Ein eingespieltes Team
Die Geschwister haben eine klare Aufgabenverteilung: Diego ist der Hauptkomponist, Lionel und Nora die Co-Komponistinnen. Nora sieht sich ausserdem «als ein Bindeglied zwischen meinen Brüdern» – zwischen Diego, der künstlerisch die Zügel in der Hand hält, und Lionel, der die kreative Vision umsetzt und die Organisation und Kommunikation übernimmt.
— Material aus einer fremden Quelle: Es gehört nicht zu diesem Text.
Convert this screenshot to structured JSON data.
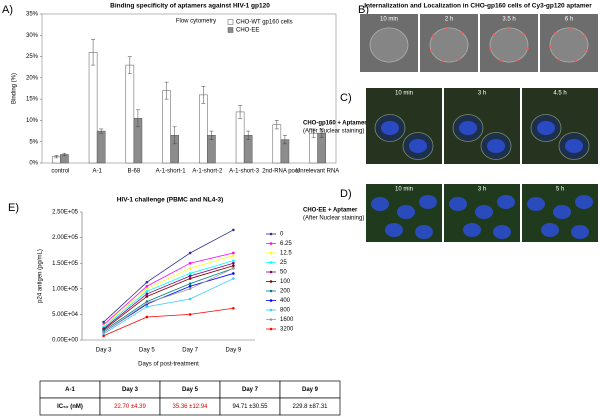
{
  "chart_data": [
    {
      "type": "bar",
      "panel": "A)",
      "title": "Binding specificity of aptamers against HIV-1 gp120",
      "annotation": "Flow cytometry",
      "y_label": "Binding (%)",
      "categories": [
        "control",
        "A-1",
        "B-68",
        "A-1-short-1",
        "A-1-short-2",
        "A-1-short-3",
        "2nd-RNA pool",
        "Unrelevant RNA"
      ],
      "series": [
        {
          "name": "CHO-WT gp160 cells",
          "color": "#ffffff",
          "values": [
            1.5,
            26,
            23,
            17,
            16,
            12,
            9,
            7
          ],
          "errors": [
            0.3,
            3,
            2,
            2,
            2,
            1.5,
            1,
            1
          ]
        },
        {
          "name": "CHO-EE",
          "color": "#8c8c8c",
          "values": [
            2,
            7.5,
            10.5,
            6.5,
            6.5,
            6.5,
            5.5,
            7
          ],
          "errors": [
            0.3,
            0.5,
            2,
            2,
            1,
            1,
            1,
            1
          ]
        }
      ],
      "ylim": [
        0,
        35
      ],
      "yticks": [
        {
          "value": 0,
          "label": "0%"
        },
        {
          "value": 5,
          "label": "5%"
        },
        {
          "value": 10,
          "label": "10%"
        },
        {
          "value": 15,
          "label": "15%"
        },
        {
          "value": 20,
          "label": "20%"
        },
        {
          "value": 25,
          "label": "25%"
        },
        {
          "value": 30,
          "label": "30%"
        },
        {
          "value": 35,
          "label": "35%"
        }
      ],
      "grid": false
    },
    {
      "type": "line",
      "panel": "E)",
      "title": "HIV-1 challenge (PBMC and NL4-3)",
      "y_label": "p24 antigen (pg/mL)",
      "x_label": "Days of post-treatment",
      "categories": [
        "Day 3",
        "Day 5",
        "Day 7",
        "Day 9"
      ],
      "series": [
        {
          "name": "0",
          "color": "#2e3192",
          "values": [
            35000,
            113000,
            170000,
            215000
          ]
        },
        {
          "name": "6.25",
          "color": "#ff00ff",
          "values": [
            30000,
            105000,
            150000,
            170000
          ]
        },
        {
          "name": "12.5",
          "color": "#ffff00",
          "values": [
            28000,
            100000,
            140000,
            165000
          ]
        },
        {
          "name": "25",
          "color": "#00ffff",
          "values": [
            25000,
            95000,
            130000,
            155000
          ]
        },
        {
          "name": "50",
          "color": "#800080",
          "values": [
            22000,
            90000,
            125000,
            150000
          ]
        },
        {
          "name": "100",
          "color": "#800000",
          "values": [
            20000,
            85000,
            120000,
            145000
          ]
        },
        {
          "name": "200",
          "color": "#008080",
          "values": [
            18000,
            75000,
            110000,
            140000
          ]
        },
        {
          "name": "400",
          "color": "#0000ff",
          "values": [
            15000,
            70000,
            105000,
            130000
          ]
        },
        {
          "name": "800",
          "color": "#33ccff",
          "values": [
            12000,
            65000,
            80000,
            120000
          ]
        },
        {
          "name": "1600",
          "color": "#999999",
          "values": [
            15000,
            72000,
            100000,
            140000
          ]
        },
        {
          "name": "3200",
          "color": "#ff0000",
          "values": [
            8000,
            45000,
            50000,
            62000
          ]
        }
      ],
      "ylim": [
        0,
        250000
      ],
      "yticks": [
        {
          "value": 0,
          "label": "0.00E+00"
        },
        {
          "value": 50000,
          "label": "5.00E+04"
        },
        {
          "value": 100000,
          "label": "1.00E+05"
        },
        {
          "value": 150000,
          "label": "1.50E+05"
        },
        {
          "value": 200000,
          "label": "2.00E+05"
        },
        {
          "value": 250000,
          "label": "2.50E+05"
        }
      ]
    }
  ],
  "panel_b": {
    "label": "B)",
    "title": "Internalization and Localization in CHO-gp160 cells of Cy3-gp120 aptamer",
    "times": [
      "10 min",
      "2 h",
      "3.5 h",
      "6 h"
    ]
  },
  "panel_c": {
    "label": "C)",
    "condition": "CHO-gp160 + Aptamer",
    "note": "(After Nuclear staining)",
    "times": [
      "10 min",
      "3 h",
      "4.5 h"
    ]
  },
  "panel_d": {
    "label": "D)",
    "condition": "CHO-EE + Aptamer",
    "note": "(After Nuclear staining)",
    "times": [
      "10 min",
      "3 h",
      "5 h"
    ]
  },
  "table": {
    "rows": [
      [
        "A-1",
        "Day 3",
        "Day 5",
        "Day 7",
        "Day 9"
      ],
      [
        "IC₅₀ (nM)",
        "22.70 ±4.39",
        "35.36 ±12.94",
        "94.71 ±30.55",
        "229.8 ±87.31"
      ]
    ],
    "emphasis_color": "#e00000",
    "emphasized_columns": [
      1,
      2
    ]
  }
}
Beim Komponieren wollen sie sich nicht auf einen Stil festlegen, sondern den Sound schaffen, der zum jeweiligen Drehbuch passt. «Wir erfinden uns bei jedem Projekt neu», sagt Diego. Lionel ergänzt: «Wir springen ständig ins kalte Wasser. Da ist es als Ausgleich gut, dass wir Geschwister so vertraut miteinander sind.»
Western trifft auf irische Musik
Auch bei «In the Land of Saints and Sinners» hat sich das Trio auf unbekanntes Terrain gewagt: «So ein Drehbuch hatten wir noch nie gelesen», erinnert sich Lionel Baldenweg, «ein Thriller mit Western-Feeling, der im Irland der 1970er-Jahre spielt. Eine spannende Ausgangslage.»
Also hat Diego sich in traditionelle irische Musik vertieft. «Aber erst als wir nach Irland gereist sind, hat es wirklich Klick gemacht», erzählt der Komponist. Für den Western-Sound sollte wiederum eine Mundharmonika sorgen.
Die Arbeit zahlt sich aus
Klar, dass die Geschwister dafür ihren Vater Pfuri ins Boot geholt haben. «Er kam mit 50 Mundharmonikas ins Studio», erinnert sich Diego, «und dann haben wir unglaublich viel herumprobiert. Teilweise bis fünf Uhr morgens!» Am Ende ist die Mundharmonika fast zu einem eigenen Filmcharakter geworden.
Die Musik zu «In the Land of Saints and Sinners» findet international Anerkennung. Wenn am Mittwoch in Gent die «World Soundtrack Awards» verliehen werden, haben die Baldenwegs gleich doppelte Gewinnchancen. Sie sind sowohl als Entdeckung des Jahres nominiert als auch für den Publikumspreis. Ihre Konkurrenz: ein gewisser Hans Zimmer.